Patti Koning writes in a piece published Aug. 22 that Sandia’s Zach Bent, Corey Hudson, Robert Meagher and Kelly Williams studied the composition of the Klebsiella pneumoniae strain and encoded the New Delhi Metallo-beta-lactamase or NDM-1 enzyme, which breaks down the carbapenem antibiotic.
“This particular strain of Klebsiella pneumoniae is fascinating and terrifying because it’s resistant to practically everything,” Meagher said.
Koning reports that the researchers used genomic data sets from Illumina and Pacific Biosciences to sequence Klebsiella pneumoniae and found that it contained 34 antibiotic-resistant enzymes and efflux pumps that also discharge antibiotics from the cell.

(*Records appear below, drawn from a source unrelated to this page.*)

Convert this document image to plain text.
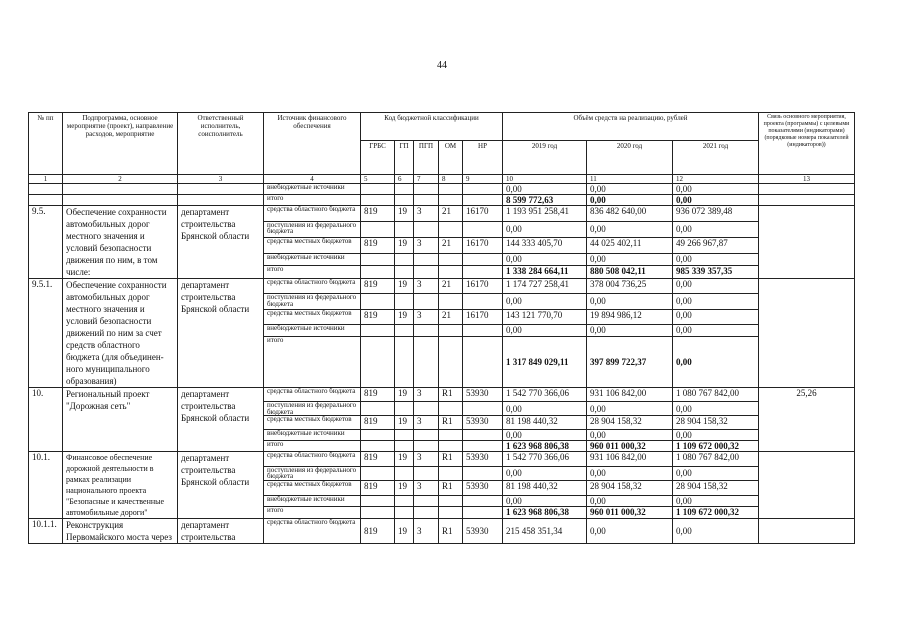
44
№ пп	Подпрограмма, основное мероприятие (проект), направление расходов, мероприятие	Ответственный исполнитель, соисполнитель	Источник финансового обеспечения	Код бюджетной классификации					Объём средств на реализацию, рублей			Связь основного мероприятия, проекта (программы) с целевыми показателями (индикаторами) (порядковые номера показателей (индикаторов))
				ГРБС	ГП	ПГП	ОМ	НР	2019 год	2020 год	2021 год	
1	2	3	4	5	6	7	8	9	10	11	12	13
			внебюджетные источники						0,00	0,00	0,00	
			итого						8 599 772,63	0,00	0,00	
9.5.	Обеспечение сохранности автомобильных дорог местного значения и условий безопасности движения по ним, в том числе:	департамент строительства Брянской области	средства областного бюджета	819	19	3	21	16170	1 193 951 258,41	836 482 640,00	936 072 389,48	
			поступления из федерального бюджета						0,00	0,00	0,00	
			средства местных бюджетов	819	19	3	21	16170	144 333 405,70	44 025 402,11	49 266 967,87	
			внебюджетные источники						0,00	0,00	0,00	
			итого						1 338 284 664,11	880 508 042,11	985 339 357,35	
9.5.1.	Обеспечение сохранности автомобильных дорог местного значения и условий безопасности движений по ним за счет средств областного бюджета (для объединен-ного муниципального образования)	департамент строительства Брянской области	средства областного бюджета	819	19	3	21	16170	1 174 727 258,41	378 004 736,25	0,00	
			поступления из федерального бюджета						0,00	0,00	0,00	
			средства местных бюджетов	819	19	3	21	16170	143 121 770,70	19 894 986,12	0,00	
			внебюджетные источники						0,00	0,00	0,00	
			итого						1 317 849 029,11	397 899 722,37	0,00	
10.	Региональный проект "Дорожная сеть"	департамент строительства Брянской области	средства областного бюджета	819	19	3	R1	53930	1 542 770 366,06	931 106 842,00	1 080 767 842,00	25,26
			поступления из федерального бюджета						0,00	0,00	0,00	
			средства местных бюджетов	819	19	3	R1	53930	81 198 440,32	28 904 158,32	28 904 158,32	
			внебюджетные источники						0,00	0,00	0,00	
			итого						1 623 968 806,38	960 011 000,32	1 109 672 000,32	
10.1.	Финансовое обеспечение дорожной деятельности в рамках реализации национального проекта "Безопасные и качественные автомобильные дороги"	департамент строительства Брянской области	средства областного бюджета	819	19	3	R1	53930	1 542 770 366,06	931 106 842,00	1 080 767 842,00	
			поступления из федерального бюджета						0,00	0,00	0,00	
			средства местных бюджетов	819	19	3	R1	53930	81 198 440,32	28 904 158,32	28 904 158,32	
			внебюджетные источники						0,00	0,00	0,00	
			итого						1 623 968 806,38	960 011 000,32	1 109 672 000,32	
10.1.1.	Реконструкция Первомайского моста через	департамент строительства	средства областного бюджета	819	19	3	R1	53930	215 458 351,34	0,00	0,00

“Once we had the entire genome sequenced, it was a real eye-opener to see the concentration of so many antibiotic-resistant genes and so many different mechanisms for accumulating them,” said Williams.
Other resistance mechanisms include the acquisition of plasmids and genomic islands, integron cassette swapping, transposition events from chromosome to plasmid and vice versa and homologous recombination at high copy repeats.
They also developed bioinformatics tools to determine genetic movement via transposons or homologous recombination that could spread the antibiotic resistance to other bacteria.
According to Koning, the team is using these tools and information to establish the pattern of movement, create diagnostic tools that would indicate bioengineering in the form of unnatural genomic islands as well as support ongoing research on the treatment of drug-resistant organisms.
The team has indicated its findings in a report titled “Resistance Determinants and Mobile Genetic Elements of an NDM-1 Encoding Klebsiella pneumoniae Strain” published in PLOS ONE.